Jeffrey tersenyum tipis, mencoba meredam rasa kesalnya. “Terimakasih atas perhatiannya bu Mirna. Tapi saya baik-baik saja, dan Rose selalu ada untuk saya dengan caranya sendiri.”

“Kok gitu ya? Bukan mau ngatur nih Pak Jeffrey, tapi anak saya Nengsih beda lho.” Bu Mirna memotong, seakan tak peduli dengan jawaban Jeffrey. “Nengsih pasti nggak bakal ninggalin rumah buat kerja. Nengsih itu siap sekali jadi istri lho. Anaknya baik , solehah, nggak perlu repot kerja di luar, paham banget sama urusan rumah tangga karena saya ajarkan sejak kecil untuk nurut sama suami."

Bu Mirna seperti tidak memberikan kesempatan untuk Jeffrey menjawab, baru saja Jeffrey akan membuka mulut namun ia kembali melanjutkan ucapannya. “Ah saya juga dengar-dengar katanya Mbak Rose itu nikah sama Bapak karena calon suaminya kabur di hari pernikahan ya? Makanya pernikahan pak Jeffrey nggak gembor-gembor. Betul nggak Pak?”

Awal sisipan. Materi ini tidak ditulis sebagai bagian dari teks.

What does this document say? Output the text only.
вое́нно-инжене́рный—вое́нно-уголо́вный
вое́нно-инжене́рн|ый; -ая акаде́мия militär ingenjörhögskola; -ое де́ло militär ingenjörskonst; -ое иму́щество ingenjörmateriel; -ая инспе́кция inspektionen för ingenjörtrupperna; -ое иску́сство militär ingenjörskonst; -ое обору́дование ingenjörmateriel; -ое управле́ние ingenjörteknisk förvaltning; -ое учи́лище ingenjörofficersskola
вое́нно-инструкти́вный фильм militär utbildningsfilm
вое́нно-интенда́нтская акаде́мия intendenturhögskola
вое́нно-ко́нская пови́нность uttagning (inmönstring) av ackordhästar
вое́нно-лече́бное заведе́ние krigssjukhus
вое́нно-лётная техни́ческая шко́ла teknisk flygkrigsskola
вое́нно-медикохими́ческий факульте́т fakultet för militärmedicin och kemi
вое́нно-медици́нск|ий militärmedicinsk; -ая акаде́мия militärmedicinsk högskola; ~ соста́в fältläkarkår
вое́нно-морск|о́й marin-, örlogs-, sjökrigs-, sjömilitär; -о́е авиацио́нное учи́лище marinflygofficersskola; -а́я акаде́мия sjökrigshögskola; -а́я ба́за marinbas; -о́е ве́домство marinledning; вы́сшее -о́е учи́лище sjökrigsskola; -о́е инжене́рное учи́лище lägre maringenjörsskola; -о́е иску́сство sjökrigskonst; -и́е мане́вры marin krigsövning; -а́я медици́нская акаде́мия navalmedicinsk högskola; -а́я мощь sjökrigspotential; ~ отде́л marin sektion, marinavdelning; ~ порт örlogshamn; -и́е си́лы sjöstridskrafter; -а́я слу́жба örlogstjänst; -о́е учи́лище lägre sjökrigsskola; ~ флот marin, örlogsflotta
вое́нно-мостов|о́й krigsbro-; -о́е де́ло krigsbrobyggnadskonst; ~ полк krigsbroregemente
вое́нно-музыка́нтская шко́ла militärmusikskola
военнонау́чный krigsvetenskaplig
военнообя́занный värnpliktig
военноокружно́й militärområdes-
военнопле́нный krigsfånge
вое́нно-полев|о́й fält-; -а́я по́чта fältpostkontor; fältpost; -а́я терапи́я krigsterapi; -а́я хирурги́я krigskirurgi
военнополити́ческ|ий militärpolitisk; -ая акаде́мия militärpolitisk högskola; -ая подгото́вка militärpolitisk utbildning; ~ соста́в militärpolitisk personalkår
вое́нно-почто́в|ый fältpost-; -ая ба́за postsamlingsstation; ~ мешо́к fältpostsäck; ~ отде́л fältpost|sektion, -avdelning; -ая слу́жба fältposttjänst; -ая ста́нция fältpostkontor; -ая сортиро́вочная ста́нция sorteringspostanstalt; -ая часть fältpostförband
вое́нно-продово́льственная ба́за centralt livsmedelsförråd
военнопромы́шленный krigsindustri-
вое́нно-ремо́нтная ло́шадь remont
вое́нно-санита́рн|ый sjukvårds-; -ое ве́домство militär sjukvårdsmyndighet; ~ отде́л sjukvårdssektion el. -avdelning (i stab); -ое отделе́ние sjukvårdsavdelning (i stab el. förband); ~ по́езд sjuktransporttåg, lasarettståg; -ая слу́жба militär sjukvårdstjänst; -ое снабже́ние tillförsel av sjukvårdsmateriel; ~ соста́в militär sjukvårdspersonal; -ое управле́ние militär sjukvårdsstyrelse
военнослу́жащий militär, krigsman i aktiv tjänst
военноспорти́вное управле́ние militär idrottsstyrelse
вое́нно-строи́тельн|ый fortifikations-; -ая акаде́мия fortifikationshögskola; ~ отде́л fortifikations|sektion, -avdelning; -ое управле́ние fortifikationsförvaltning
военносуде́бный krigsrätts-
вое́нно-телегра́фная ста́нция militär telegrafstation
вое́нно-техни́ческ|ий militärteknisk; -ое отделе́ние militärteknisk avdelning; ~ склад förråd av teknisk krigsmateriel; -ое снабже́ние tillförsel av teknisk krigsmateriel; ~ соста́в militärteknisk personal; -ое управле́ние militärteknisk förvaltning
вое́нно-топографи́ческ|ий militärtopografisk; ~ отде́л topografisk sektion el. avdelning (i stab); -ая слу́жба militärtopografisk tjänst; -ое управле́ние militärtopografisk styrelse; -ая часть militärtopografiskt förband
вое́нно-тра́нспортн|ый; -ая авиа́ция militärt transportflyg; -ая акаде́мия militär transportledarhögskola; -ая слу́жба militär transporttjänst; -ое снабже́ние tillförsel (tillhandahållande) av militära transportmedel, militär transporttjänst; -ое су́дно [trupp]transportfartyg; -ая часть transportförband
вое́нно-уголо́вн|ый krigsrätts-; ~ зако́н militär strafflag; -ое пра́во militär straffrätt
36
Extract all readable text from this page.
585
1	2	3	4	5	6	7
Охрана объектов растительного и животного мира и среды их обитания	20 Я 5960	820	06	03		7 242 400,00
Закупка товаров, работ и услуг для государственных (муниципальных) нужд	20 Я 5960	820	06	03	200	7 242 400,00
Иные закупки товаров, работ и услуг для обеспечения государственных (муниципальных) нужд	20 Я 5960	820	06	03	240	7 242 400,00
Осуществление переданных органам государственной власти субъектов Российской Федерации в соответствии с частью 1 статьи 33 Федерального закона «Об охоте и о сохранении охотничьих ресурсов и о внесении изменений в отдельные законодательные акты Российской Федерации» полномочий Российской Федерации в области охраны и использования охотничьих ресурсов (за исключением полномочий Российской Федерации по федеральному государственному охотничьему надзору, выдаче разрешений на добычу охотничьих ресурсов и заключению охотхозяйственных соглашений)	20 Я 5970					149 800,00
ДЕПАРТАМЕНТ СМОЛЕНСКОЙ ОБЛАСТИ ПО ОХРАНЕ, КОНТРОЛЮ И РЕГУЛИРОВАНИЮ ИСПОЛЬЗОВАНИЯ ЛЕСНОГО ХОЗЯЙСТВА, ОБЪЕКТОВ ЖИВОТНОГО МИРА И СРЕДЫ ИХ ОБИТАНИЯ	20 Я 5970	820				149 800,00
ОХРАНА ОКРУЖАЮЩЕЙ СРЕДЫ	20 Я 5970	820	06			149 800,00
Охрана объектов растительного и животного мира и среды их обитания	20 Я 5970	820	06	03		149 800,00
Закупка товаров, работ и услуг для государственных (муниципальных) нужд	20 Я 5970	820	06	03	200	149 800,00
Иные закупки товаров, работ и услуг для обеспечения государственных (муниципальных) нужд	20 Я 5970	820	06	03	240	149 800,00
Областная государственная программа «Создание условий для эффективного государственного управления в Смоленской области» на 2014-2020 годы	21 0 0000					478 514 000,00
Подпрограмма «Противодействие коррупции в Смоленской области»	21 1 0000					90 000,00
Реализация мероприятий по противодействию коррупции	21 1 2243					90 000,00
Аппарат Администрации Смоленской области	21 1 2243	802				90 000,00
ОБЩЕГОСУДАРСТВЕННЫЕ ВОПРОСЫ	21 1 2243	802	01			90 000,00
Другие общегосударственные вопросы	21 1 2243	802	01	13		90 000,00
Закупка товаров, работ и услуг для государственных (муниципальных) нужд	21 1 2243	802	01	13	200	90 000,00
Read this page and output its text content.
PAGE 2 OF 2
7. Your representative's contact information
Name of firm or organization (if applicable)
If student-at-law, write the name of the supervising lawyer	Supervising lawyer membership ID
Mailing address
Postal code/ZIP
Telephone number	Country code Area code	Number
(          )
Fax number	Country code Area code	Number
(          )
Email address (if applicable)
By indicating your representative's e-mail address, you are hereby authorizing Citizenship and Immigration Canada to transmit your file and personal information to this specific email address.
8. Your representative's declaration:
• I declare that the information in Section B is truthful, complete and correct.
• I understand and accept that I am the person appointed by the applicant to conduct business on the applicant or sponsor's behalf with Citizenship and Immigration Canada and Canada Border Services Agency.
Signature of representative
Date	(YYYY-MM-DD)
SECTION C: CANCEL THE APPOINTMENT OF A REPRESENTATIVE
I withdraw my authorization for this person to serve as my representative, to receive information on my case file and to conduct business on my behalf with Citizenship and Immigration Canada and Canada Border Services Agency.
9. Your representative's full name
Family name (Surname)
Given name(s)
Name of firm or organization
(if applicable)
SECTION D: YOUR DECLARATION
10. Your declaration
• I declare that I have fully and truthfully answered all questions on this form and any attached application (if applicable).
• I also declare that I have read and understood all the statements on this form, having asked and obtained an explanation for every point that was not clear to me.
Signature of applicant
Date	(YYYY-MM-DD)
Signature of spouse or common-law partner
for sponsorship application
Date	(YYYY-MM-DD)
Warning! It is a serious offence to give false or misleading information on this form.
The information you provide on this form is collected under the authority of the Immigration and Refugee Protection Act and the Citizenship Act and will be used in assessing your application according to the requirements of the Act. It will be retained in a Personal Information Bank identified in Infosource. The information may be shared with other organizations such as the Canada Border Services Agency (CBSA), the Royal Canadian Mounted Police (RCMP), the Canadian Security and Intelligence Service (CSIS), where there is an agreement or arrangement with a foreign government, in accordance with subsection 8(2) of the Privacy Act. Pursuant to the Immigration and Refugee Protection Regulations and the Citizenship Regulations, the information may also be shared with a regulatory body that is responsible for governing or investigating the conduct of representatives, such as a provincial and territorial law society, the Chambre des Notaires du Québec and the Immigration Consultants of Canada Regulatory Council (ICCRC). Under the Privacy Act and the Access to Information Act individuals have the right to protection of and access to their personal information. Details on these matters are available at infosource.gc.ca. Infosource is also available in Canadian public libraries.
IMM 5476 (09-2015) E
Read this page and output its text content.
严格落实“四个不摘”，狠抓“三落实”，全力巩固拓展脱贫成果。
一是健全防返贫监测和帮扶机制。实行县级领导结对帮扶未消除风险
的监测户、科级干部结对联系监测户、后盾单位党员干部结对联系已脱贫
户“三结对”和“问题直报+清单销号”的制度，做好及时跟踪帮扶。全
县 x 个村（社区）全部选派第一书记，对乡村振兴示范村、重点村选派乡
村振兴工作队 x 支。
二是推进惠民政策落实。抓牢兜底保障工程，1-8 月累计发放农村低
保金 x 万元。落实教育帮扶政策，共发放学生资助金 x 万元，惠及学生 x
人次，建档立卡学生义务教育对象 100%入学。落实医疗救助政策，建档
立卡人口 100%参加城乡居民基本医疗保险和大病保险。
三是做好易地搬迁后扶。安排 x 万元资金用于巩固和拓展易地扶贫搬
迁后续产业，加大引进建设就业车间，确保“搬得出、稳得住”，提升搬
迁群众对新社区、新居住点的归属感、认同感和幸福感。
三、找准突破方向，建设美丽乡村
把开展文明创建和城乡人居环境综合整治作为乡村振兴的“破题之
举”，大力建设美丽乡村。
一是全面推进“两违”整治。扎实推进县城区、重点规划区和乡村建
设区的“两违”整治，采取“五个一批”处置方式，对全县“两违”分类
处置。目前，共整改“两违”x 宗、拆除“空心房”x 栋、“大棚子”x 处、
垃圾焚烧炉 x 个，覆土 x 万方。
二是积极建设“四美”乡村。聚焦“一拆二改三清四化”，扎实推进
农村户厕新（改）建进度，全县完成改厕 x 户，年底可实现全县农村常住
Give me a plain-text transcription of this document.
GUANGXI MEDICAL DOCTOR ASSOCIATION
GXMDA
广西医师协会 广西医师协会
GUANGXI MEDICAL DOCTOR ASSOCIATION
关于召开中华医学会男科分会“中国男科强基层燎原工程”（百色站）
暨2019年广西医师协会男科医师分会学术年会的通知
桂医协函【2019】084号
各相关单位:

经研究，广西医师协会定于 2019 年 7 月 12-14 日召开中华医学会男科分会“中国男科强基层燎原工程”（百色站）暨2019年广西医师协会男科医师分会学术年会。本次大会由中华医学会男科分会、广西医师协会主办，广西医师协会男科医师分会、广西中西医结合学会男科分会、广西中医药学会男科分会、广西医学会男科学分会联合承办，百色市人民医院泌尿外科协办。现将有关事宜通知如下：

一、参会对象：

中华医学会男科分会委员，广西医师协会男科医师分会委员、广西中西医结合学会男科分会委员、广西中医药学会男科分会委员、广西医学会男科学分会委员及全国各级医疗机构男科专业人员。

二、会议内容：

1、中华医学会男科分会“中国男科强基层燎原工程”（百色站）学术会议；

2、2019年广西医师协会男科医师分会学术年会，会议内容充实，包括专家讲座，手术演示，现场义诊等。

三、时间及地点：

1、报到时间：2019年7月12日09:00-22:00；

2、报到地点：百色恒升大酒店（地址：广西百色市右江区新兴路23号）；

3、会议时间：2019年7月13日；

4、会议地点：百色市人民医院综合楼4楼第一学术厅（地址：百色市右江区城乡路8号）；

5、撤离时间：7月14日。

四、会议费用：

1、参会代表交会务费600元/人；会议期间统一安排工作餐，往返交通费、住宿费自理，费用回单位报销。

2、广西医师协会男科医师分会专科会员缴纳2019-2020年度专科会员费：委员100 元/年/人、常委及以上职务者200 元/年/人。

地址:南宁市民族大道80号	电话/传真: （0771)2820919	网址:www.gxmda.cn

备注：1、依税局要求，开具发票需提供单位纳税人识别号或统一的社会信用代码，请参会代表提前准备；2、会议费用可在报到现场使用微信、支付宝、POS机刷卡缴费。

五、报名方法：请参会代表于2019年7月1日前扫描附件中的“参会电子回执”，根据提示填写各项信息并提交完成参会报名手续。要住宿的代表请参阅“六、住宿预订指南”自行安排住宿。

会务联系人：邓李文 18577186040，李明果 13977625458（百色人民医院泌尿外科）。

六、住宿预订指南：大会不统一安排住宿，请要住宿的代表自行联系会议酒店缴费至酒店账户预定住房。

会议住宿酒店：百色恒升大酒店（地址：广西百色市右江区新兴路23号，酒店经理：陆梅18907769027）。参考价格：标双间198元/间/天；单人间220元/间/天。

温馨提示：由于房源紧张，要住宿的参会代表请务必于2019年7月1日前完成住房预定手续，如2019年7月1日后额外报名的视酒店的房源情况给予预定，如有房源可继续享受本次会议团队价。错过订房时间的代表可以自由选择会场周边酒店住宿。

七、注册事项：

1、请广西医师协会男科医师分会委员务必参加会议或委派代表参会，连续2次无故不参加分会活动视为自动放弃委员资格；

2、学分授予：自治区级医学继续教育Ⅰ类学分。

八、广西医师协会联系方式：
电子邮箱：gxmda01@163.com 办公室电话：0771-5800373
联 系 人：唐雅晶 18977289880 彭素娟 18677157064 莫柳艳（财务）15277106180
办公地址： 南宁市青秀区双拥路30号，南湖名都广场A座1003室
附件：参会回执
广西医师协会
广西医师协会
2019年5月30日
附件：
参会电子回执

Jeffrey merasa seakan darahnya mendidih, rahangnya mengeras menahan amarah karena ucapan Bu Mirna yang melewati batas. “Ibu tidak tahu apa-apa tentang saya dan Rose, jadi sebaiknya Ibu tidak asal bicara karena itu bukan urusan Ibu.  Terima kasih kalau Ibu memang berniat baik, tapi tolong jangan asal bicara tentang kehidupan saya dan istri. Saya mendukung apa yang istri saya lakukan, dan jika ibu tidak setuju ya silahkan. Saya bahagia dengan Rose sebagai istri saya, ucapan ibu Mirna tidak akan merubah prinsip saya. Saya tetap mencintai Rose apa adanya, saya mohon agar tidak lagi berbicara hal buruk tentang istri saya atau saya laporkan ibu atas pencemaran nama baik? Selama ini saya hanya diam, akan tetapi ternyata sikap bu Mirna memang tidak pantas dan saya rasa kali ini saya harus tegas menghadapi ibu. Dan sekali lagi saya tegaskan bahwa Rose adalah satu-satunya perempuan yang saya cinta, saya nggak butuh istri lain. Nggak butuh Nengsih, atau siapa pun selain dia."